- Martha Lee
Ever since hitting rock bottom and beginning to receive help, all I have ever hoped and aimed for is recovery. I have been lucky enough to have amazing people in my life who have allowed me to see that a future free of mental pain is possible. Therefore, during the darkest times I have always had something to look forward to – a goal motivating me to keep going. But since coming so far in recovery, I have realised that, for me, choosing recovery was the easier part. It is having the strength to keep going in recovery that is hard. I know now that I will be faced with this struggle of keeping moving forwards, even when it can feel so much easier to revert back to old habits. I have found that mental illness can almost become a safety net, and a part of your identity.
The sad truth of the matter is that sometimes it can take getting to crisis point to get help or sympathy. As you begin to recover, slowly some of that help might get taken away again. People can assume you’re recovered mentally just because you look physically recovered. They think that you no longer require the support that, over the last few years, has become so important to you. Yes, you may have come a long way and yes, you may be getting somewhere in recovery, but that doesn’t always mean you are recovered.
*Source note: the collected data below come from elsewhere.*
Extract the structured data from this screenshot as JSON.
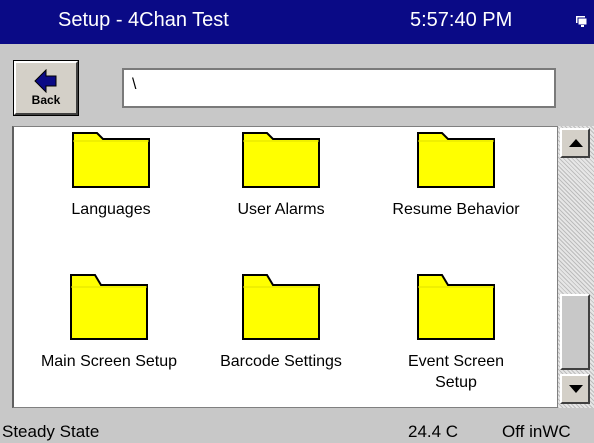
{
  "titlebar": {
    "title": "Setup - 4Chan Test",
    "clock": "5:57:40 PM"
  },
  "toolbar": {
    "back_label": "Back",
    "path_value": "\\"
  },
  "folders": [
    {
      "label": "Languages"
    },
    {
      "label": "User Alarms"
    },
    {
      "label": "Resume Behavior"
    },
    {
      "label": "Main Screen Setup"
    },
    {
      "label": "Barcode Settings"
    },
    {
      "label": "Event Screen Setup"
    }
  ],
  "statusbar": {
    "state": "Steady State",
    "temperature": "24.4 C",
    "pressure": "Off inWC"
  },
  "colors": {
    "titlebar": "#0a0a86",
    "folder_fill": "#ffff00",
    "folder_outline": "#000000"
  },
  "icons": {
    "back": "left-arrow-icon",
    "folder": "folder-icon",
    "scroll_up": "scroll-up-arrow-icon",
    "scroll_down": "scroll-down-arrow-icon",
    "tray": "network-tray-icon"
  }
}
You may almost find yourself wishing that you were back to that point in order to get help and support. You might feel like you don’t know how to live without your illness, which has almost become a part of your identity. You know deep down that you don’t want to go back to that dark place, and you will do everything you possibly can to stop yourself slipping back. You know that you have come so far and have to keep going. But keeping going is unbelievably exhausting and hard and gruelling. On the one hand you see how far you have come, you see your achievements, goals reached, happier days. But you also see the struggles that still haven’t fully gone away, the reminders of the past, the unhealthy coping mechanisms that oddly helped and provided some comfort.
But I tell you now; keep going. You may feel things would be easier if you slipped back to old ways but I promise you they won’t. You have to try to ignore those feelings. You have come so far in your recovery and you shouldn’t listen to the lies your head is telling you. Yes it may be a struggle, but fighting through the struggle takes strength and courage. You are beautiful and amazing for everything you have achieved and you don’t deserve to go back to that place of pain and suffering after all the work you have already put in to come this far.